Goepfert has built a sentiment gauge from this data by comparing private investors' money market deposits with the overall market cap of the US S&P 500 index. Whenever money market assets climb above 10% of the S&P's market value, he says you have a great buying opportunity. This ratio hit 15% in November 2008, which we now know wasn't such a bad time to buy shares. But when money market assets drop below 5% of the S&P's market cap, it's a good time to sell.
Private investors now hold just over $1 trillion in money market funds - around 8% of the S&P's market cap. In itself, that's not an extreme percentage. But the speed at which cash levels have plummeted from where they reached in November 2008 is extreme.
There's only been one other time in the last 30 years when retail cash balances dropped as fast. From mid-1982 to mid-1983, cash levels plunged from 15% to 8% in one year.
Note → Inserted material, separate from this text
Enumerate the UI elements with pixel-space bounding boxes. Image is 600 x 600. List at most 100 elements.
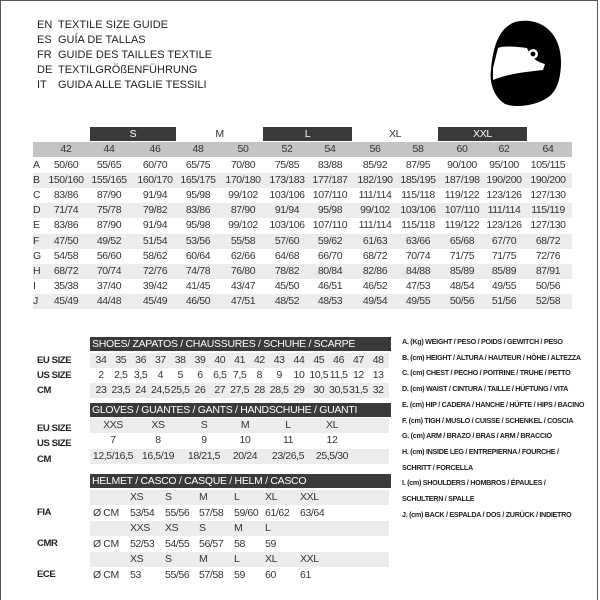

Over the next 12 months, the stock market fell around 15%.
So unsurprisingly, the fact that retail investors are now piling into stocks at the fastest rate seen in decades is making Goepfert very wary.
So that's two reasons to be bearish. And they don't stop there. Another set of economic measures tells a similar tale.
The next market fall may be closer than people think
'Leading indicators', which include the likes of building permits, money supply and changes in a company's stock levels, measure the health of the cyclical part of the economy, which depends on economic growth to prosper.
And the rate of change in two key leading indicators, the Economic Cycle Research Institute and US Conference Board gauges which have soared through most of 2009, is turning down, says Albert Edwards of Société Générale. That would be bad news for cyclical stocks. And that suggests the next market fall "is closer than people might realise".
"Though many commentators want to complicate the investment business, we try to keep our advice as simple as possible", says Edwards. "With the market so bullish, a cyclical failure will come as a crushing blow to sentiment. It is time for caution. It's time to sell".